Rimediare allo sbaglio non si poteva. Ma certo era immaginabile lavorare per far sì che gli italiani non fossero più costretti a giungere dinnanzi a un simile bivio – o almeno, per scongiurare la possibilità di una scelta tragicamente sbagliata. Il primo, e principale, strumento da utilizzare in tal senso – lo dichiarò nel breve discorso davanti al parlamento da neo-eletto presidente della Repubblica – era la nuova costituzione democratica, sebbene contenesse diverse disposizioni che egli, da liberale, non condivideva pienamente. Tuttavia essa rispondeva pienamente allo spirito che, secondo Einaudi, dovrebbe caratterizzare l’ossatura di tutte le società libere e prospere, ossia la volontà di «conservare della struttura sociale presente tutto ciò e soltanto ciò che è garanzia della libertà della persona umana contro l’onnipotenza dello stato e la prepotenza privata; e garantire a tutti, qualunque siano i casi fortuiti della nascita, la maggiore eguaglianza possibile nei punti di partenza» (Messaggio dopo il giuramento, ora in Id., Lo scrittoio del Presidente 1948-1955, Torino, Einaudi, 1956, p. 5).

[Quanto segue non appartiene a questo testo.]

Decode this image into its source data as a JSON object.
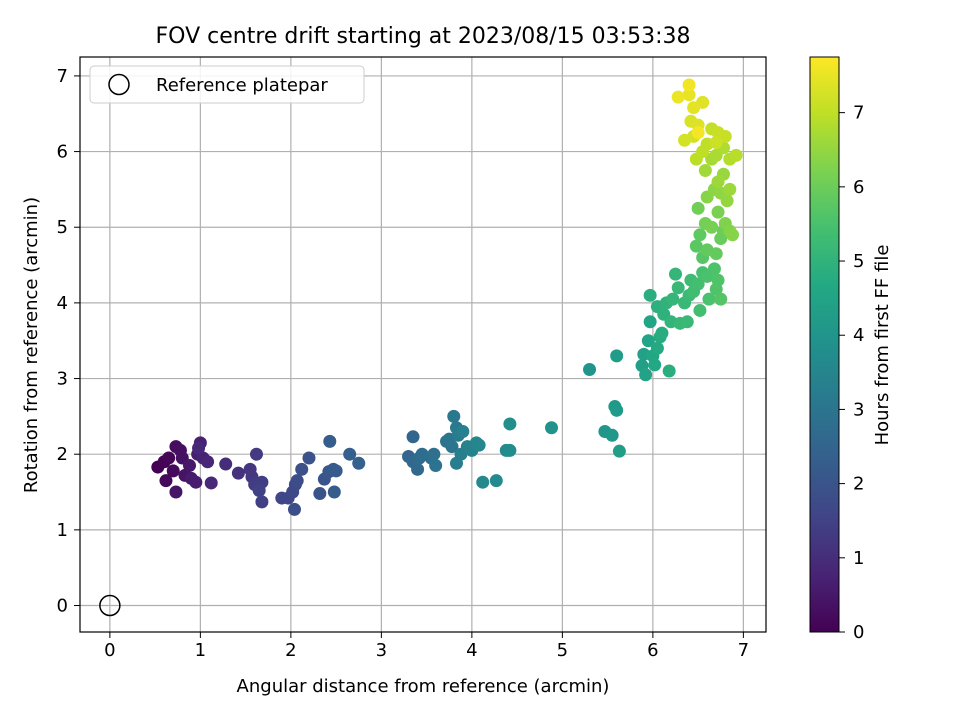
{
  "chart_data": {
    "type": "scatter",
    "title": "FOV centre drift starting at 2023/08/15 03:53:38",
    "xlabel": "Angular distance from reference (arcmin)",
    "ylabel": "Rotation from reference (arcmin)",
    "xlim": [
      -0.33,
      7.25
    ],
    "ylim": [
      -0.35,
      7.25
    ],
    "xticks": [
      0,
      1,
      2,
      3,
      4,
      5,
      6,
      7
    ],
    "yticks": [
      0,
      1,
      2,
      3,
      4,
      5,
      6,
      7
    ],
    "grid": true,
    "legend": {
      "placement": "top-left",
      "entries": [
        "Reference platepar"
      ]
    },
    "reference_point": {
      "x": 0,
      "y": 0,
      "label": "Reference platepar"
    },
    "colorbar": {
      "label": "Hours from first FF file",
      "range": [
        0,
        7.75
      ],
      "ticks": [
        0,
        1,
        2,
        3,
        4,
        5,
        6,
        7
      ],
      "colormap": "viridis"
    },
    "points": [
      {
        "x": 0.53,
        "y": 1.83,
        "c": 0.0
      },
      {
        "x": 0.6,
        "y": 1.9,
        "c": 0.05
      },
      {
        "x": 0.65,
        "y": 1.95,
        "c": 0.1
      },
      {
        "x": 0.62,
        "y": 1.65,
        "c": 0.15
      },
      {
        "x": 0.7,
        "y": 1.78,
        "c": 0.2
      },
      {
        "x": 0.73,
        "y": 2.1,
        "c": 0.25
      },
      {
        "x": 0.78,
        "y": 2.05,
        "c": 0.3
      },
      {
        "x": 0.8,
        "y": 1.95,
        "c": 0.35
      },
      {
        "x": 0.83,
        "y": 1.72,
        "c": 0.4
      },
      {
        "x": 0.73,
        "y": 1.5,
        "c": 0.45
      },
      {
        "x": 0.88,
        "y": 1.85,
        "c": 0.5
      },
      {
        "x": 0.9,
        "y": 1.68,
        "c": 0.55
      },
      {
        "x": 0.95,
        "y": 1.63,
        "c": 0.6
      },
      {
        "x": 0.97,
        "y": 2.0,
        "c": 0.65
      },
      {
        "x": 1.0,
        "y": 2.15,
        "c": 0.7
      },
      {
        "x": 1.03,
        "y": 1.95,
        "c": 0.75
      },
      {
        "x": 1.08,
        "y": 1.9,
        "c": 0.8
      },
      {
        "x": 0.98,
        "y": 2.08,
        "c": 0.85
      },
      {
        "x": 1.12,
        "y": 1.62,
        "c": 0.9
      },
      {
        "x": 1.28,
        "y": 1.87,
        "c": 1.0
      },
      {
        "x": 1.42,
        "y": 1.75,
        "c": 1.1
      },
      {
        "x": 1.55,
        "y": 1.8,
        "c": 1.2
      },
      {
        "x": 1.57,
        "y": 1.7,
        "c": 1.25
      },
      {
        "x": 1.62,
        "y": 2.0,
        "c": 1.3
      },
      {
        "x": 1.6,
        "y": 1.6,
        "c": 1.35
      },
      {
        "x": 1.68,
        "y": 1.63,
        "c": 1.4
      },
      {
        "x": 1.68,
        "y": 1.37,
        "c": 1.45
      },
      {
        "x": 1.65,
        "y": 1.52,
        "c": 1.5
      },
      {
        "x": 1.9,
        "y": 1.42,
        "c": 1.6
      },
      {
        "x": 1.97,
        "y": 1.42,
        "c": 1.65
      },
      {
        "x": 2.02,
        "y": 1.5,
        "c": 1.7
      },
      {
        "x": 2.05,
        "y": 1.6,
        "c": 1.75
      },
      {
        "x": 2.07,
        "y": 1.65,
        "c": 1.8
      },
      {
        "x": 2.04,
        "y": 1.27,
        "c": 1.85
      },
      {
        "x": 2.12,
        "y": 1.8,
        "c": 1.9
      },
      {
        "x": 2.2,
        "y": 1.95,
        "c": 1.95
      },
      {
        "x": 2.32,
        "y": 1.48,
        "c": 2.0
      },
      {
        "x": 2.37,
        "y": 1.67,
        "c": 2.05
      },
      {
        "x": 2.42,
        "y": 1.77,
        "c": 2.1
      },
      {
        "x": 2.47,
        "y": 1.8,
        "c": 2.15
      },
      {
        "x": 2.5,
        "y": 1.78,
        "c": 2.2
      },
      {
        "x": 2.48,
        "y": 1.5,
        "c": 2.25
      },
      {
        "x": 2.43,
        "y": 2.17,
        "c": 2.3
      },
      {
        "x": 2.65,
        "y": 2.0,
        "c": 2.35
      },
      {
        "x": 2.75,
        "y": 1.88,
        "c": 2.4
      },
      {
        "x": 3.3,
        "y": 1.97,
        "c": 2.5
      },
      {
        "x": 3.35,
        "y": 2.23,
        "c": 2.55
      },
      {
        "x": 3.35,
        "y": 1.9,
        "c": 2.6
      },
      {
        "x": 3.4,
        "y": 1.8,
        "c": 2.65
      },
      {
        "x": 3.42,
        "y": 1.95,
        "c": 2.7
      },
      {
        "x": 3.45,
        "y": 2.0,
        "c": 2.75
      },
      {
        "x": 3.55,
        "y": 1.95,
        "c": 2.8
      },
      {
        "x": 3.58,
        "y": 2.0,
        "c": 2.85
      },
      {
        "x": 3.6,
        "y": 1.85,
        "c": 2.9
      },
      {
        "x": 3.72,
        "y": 2.17,
        "c": 2.95
      },
      {
        "x": 3.75,
        "y": 2.2,
        "c": 3.0
      },
      {
        "x": 3.78,
        "y": 2.1,
        "c": 3.05
      },
      {
        "x": 3.8,
        "y": 2.5,
        "c": 3.1
      },
      {
        "x": 3.83,
        "y": 2.35,
        "c": 3.15
      },
      {
        "x": 3.85,
        "y": 2.25,
        "c": 3.2
      },
      {
        "x": 3.83,
        "y": 1.88,
        "c": 3.25
      },
      {
        "x": 3.88,
        "y": 2.0,
        "c": 3.3
      },
      {
        "x": 3.9,
        "y": 2.3,
        "c": 3.35
      },
      {
        "x": 3.95,
        "y": 2.1,
        "c": 3.4
      },
      {
        "x": 4.0,
        "y": 2.05,
        "c": 3.45
      },
      {
        "x": 4.05,
        "y": 2.15,
        "c": 3.5
      },
      {
        "x": 4.08,
        "y": 2.12,
        "c": 3.55
      },
      {
        "x": 4.12,
        "y": 1.63,
        "c": 3.6
      },
      {
        "x": 4.27,
        "y": 1.65,
        "c": 3.65
      },
      {
        "x": 4.38,
        "y": 2.05,
        "c": 3.7
      },
      {
        "x": 4.42,
        "y": 2.05,
        "c": 3.75
      },
      {
        "x": 4.42,
        "y": 2.4,
        "c": 3.8
      },
      {
        "x": 4.88,
        "y": 2.35,
        "c": 3.9
      },
      {
        "x": 5.3,
        "y": 3.12,
        "c": 4.0
      },
      {
        "x": 5.47,
        "y": 2.3,
        "c": 4.05
      },
      {
        "x": 5.55,
        "y": 2.25,
        "c": 4.1
      },
      {
        "x": 5.58,
        "y": 2.63,
        "c": 4.15
      },
      {
        "x": 5.6,
        "y": 2.58,
        "c": 4.2
      },
      {
        "x": 5.6,
        "y": 3.3,
        "c": 4.25
      },
      {
        "x": 5.63,
        "y": 2.04,
        "c": 4.3
      },
      {
        "x": 5.88,
        "y": 3.17,
        "c": 4.35
      },
      {
        "x": 5.9,
        "y": 3.32,
        "c": 4.4
      },
      {
        "x": 5.92,
        "y": 3.05,
        "c": 4.45
      },
      {
        "x": 5.95,
        "y": 3.5,
        "c": 4.5
      },
      {
        "x": 5.97,
        "y": 3.75,
        "c": 4.55
      },
      {
        "x": 6.0,
        "y": 3.3,
        "c": 4.6
      },
      {
        "x": 6.02,
        "y": 3.18,
        "c": 4.65
      },
      {
        "x": 6.05,
        "y": 3.4,
        "c": 4.7
      },
      {
        "x": 6.08,
        "y": 3.55,
        "c": 4.75
      },
      {
        "x": 6.1,
        "y": 3.6,
        "c": 4.8
      },
      {
        "x": 6.18,
        "y": 3.1,
        "c": 4.85
      },
      {
        "x": 5.97,
        "y": 4.1,
        "c": 4.85
      },
      {
        "x": 6.05,
        "y": 3.95,
        "c": 4.9
      },
      {
        "x": 6.12,
        "y": 3.85,
        "c": 4.95
      },
      {
        "x": 6.15,
        "y": 4.0,
        "c": 5.0
      },
      {
        "x": 6.2,
        "y": 3.75,
        "c": 5.05
      },
      {
        "x": 6.22,
        "y": 4.05,
        "c": 5.1
      },
      {
        "x": 6.25,
        "y": 4.38,
        "c": 5.1
      },
      {
        "x": 6.28,
        "y": 4.2,
        "c": 5.15
      },
      {
        "x": 6.3,
        "y": 3.73,
        "c": 5.15
      },
      {
        "x": 6.35,
        "y": 4.0,
        "c": 5.2
      },
      {
        "x": 6.38,
        "y": 3.75,
        "c": 5.2
      },
      {
        "x": 6.4,
        "y": 4.1,
        "c": 5.25
      },
      {
        "x": 6.42,
        "y": 4.3,
        "c": 5.3
      },
      {
        "x": 6.45,
        "y": 4.15,
        "c": 5.35
      },
      {
        "x": 6.5,
        "y": 4.25,
        "c": 5.4
      },
      {
        "x": 6.52,
        "y": 3.9,
        "c": 5.4
      },
      {
        "x": 6.55,
        "y": 4.4,
        "c": 5.45
      },
      {
        "x": 6.6,
        "y": 4.35,
        "c": 5.5
      },
      {
        "x": 6.62,
        "y": 4.05,
        "c": 5.5
      },
      {
        "x": 6.68,
        "y": 4.45,
        "c": 5.55
      },
      {
        "x": 6.7,
        "y": 4.18,
        "c": 5.6
      },
      {
        "x": 6.72,
        "y": 4.3,
        "c": 5.6
      },
      {
        "x": 6.75,
        "y": 4.05,
        "c": 5.65
      },
      {
        "x": 6.55,
        "y": 4.6,
        "c": 5.7
      },
      {
        "x": 6.48,
        "y": 4.75,
        "c": 5.75
      },
      {
        "x": 6.52,
        "y": 4.9,
        "c": 5.8
      },
      {
        "x": 6.6,
        "y": 4.7,
        "c": 5.85
      },
      {
        "x": 6.7,
        "y": 4.65,
        "c": 5.9
      },
      {
        "x": 6.75,
        "y": 4.85,
        "c": 5.95
      },
      {
        "x": 6.78,
        "y": 4.95,
        "c": 6.0
      },
      {
        "x": 6.5,
        "y": 5.25,
        "c": 6.05
      },
      {
        "x": 6.58,
        "y": 5.05,
        "c": 6.1
      },
      {
        "x": 6.65,
        "y": 5.0,
        "c": 6.15
      },
      {
        "x": 6.72,
        "y": 5.2,
        "c": 6.2
      },
      {
        "x": 6.8,
        "y": 5.05,
        "c": 6.25
      },
      {
        "x": 6.85,
        "y": 4.95,
        "c": 6.3
      },
      {
        "x": 6.88,
        "y": 4.9,
        "c": 6.35
      },
      {
        "x": 6.6,
        "y": 5.4,
        "c": 6.35
      },
      {
        "x": 6.68,
        "y": 5.5,
        "c": 6.4
      },
      {
        "x": 6.75,
        "y": 5.45,
        "c": 6.45
      },
      {
        "x": 6.82,
        "y": 5.35,
        "c": 6.5
      },
      {
        "x": 6.78,
        "y": 5.7,
        "c": 6.55
      },
      {
        "x": 6.72,
        "y": 5.6,
        "c": 6.6
      },
      {
        "x": 6.85,
        "y": 5.5,
        "c": 6.6
      },
      {
        "x": 6.58,
        "y": 5.75,
        "c": 6.65
      },
      {
        "x": 6.65,
        "y": 5.9,
        "c": 6.7
      },
      {
        "x": 6.7,
        "y": 5.95,
        "c": 6.75
      },
      {
        "x": 6.78,
        "y": 6.05,
        "c": 6.8
      },
      {
        "x": 6.85,
        "y": 5.9,
        "c": 6.85
      },
      {
        "x": 6.92,
        "y": 5.95,
        "c": 6.9
      },
      {
        "x": 6.48,
        "y": 5.9,
        "c": 6.95
      },
      {
        "x": 6.55,
        "y": 6.0,
        "c": 7.0
      },
      {
        "x": 6.6,
        "y": 6.1,
        "c": 7.0
      },
      {
        "x": 6.65,
        "y": 6.3,
        "c": 7.05
      },
      {
        "x": 6.72,
        "y": 6.25,
        "c": 7.1
      },
      {
        "x": 6.8,
        "y": 6.2,
        "c": 7.1
      },
      {
        "x": 6.7,
        "y": 6.12,
        "c": 7.15
      },
      {
        "x": 6.45,
        "y": 6.2,
        "c": 7.2
      },
      {
        "x": 6.35,
        "y": 6.15,
        "c": 7.25
      },
      {
        "x": 6.42,
        "y": 6.4,
        "c": 7.3
      },
      {
        "x": 6.5,
        "y": 6.35,
        "c": 7.35
      },
      {
        "x": 6.55,
        "y": 6.65,
        "c": 7.4
      },
      {
        "x": 6.45,
        "y": 6.58,
        "c": 7.45
      },
      {
        "x": 6.4,
        "y": 6.75,
        "c": 7.5
      },
      {
        "x": 6.28,
        "y": 6.72,
        "c": 7.55
      },
      {
        "x": 6.4,
        "y": 6.88,
        "c": 7.6
      },
      {
        "x": 6.5,
        "y": 6.25,
        "c": 7.65
      }
    ]
  }
}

La nuova costituzione rappresentava inoltre un banco di prova per la democrazia, «che se è qualcosa, è discussione, è lotta, anche viva, anche tenace tra opinioni diverse ed opposte; ed è, alla fine, vittoria di un’opinione, chiaritasi dominante, sulle altre» (ivi, pp.3-4). Ma soprattutto, nonostante lo scetticismo di molti, e che in parte lui stesso condivideva, l’ordinamento repubblicano – alla pari degli altri sistemi democratici dei paesi europei ed extra-europei – lanciava una sfida sul futuro della società globale, con tutta l’intenzione di vincerla:

«Tra le due date, del 1848 e del 1948…è nato un problema nuovissimo, che nel secolo scorso grandi pensatori politici avevano dichiarato insolubile: quello di far durare sistemi democratici quando a votare ed a deliberare sono chiamate non più ristrette minoranze di privilegiati ma decine di milioni di cittadini tutti uguali dinnanzi alla legge. Il suffragio universale parve ed ancor pare a molti incompatibile con la libertà e con la democrazia. La costituzione che l’Italia si è ora data è una sfida a questa visione pessimistica dell’avvenire» (ivi, p. 4).»

Fiducia nella libertà e negli sforzi degli esseri umani, pur senza trascurare le avversità che necessariamente intralciano il loro cammino: è forse questo il messaggio più attuale della lunga e feconda riflessione di Luigi Einaudi.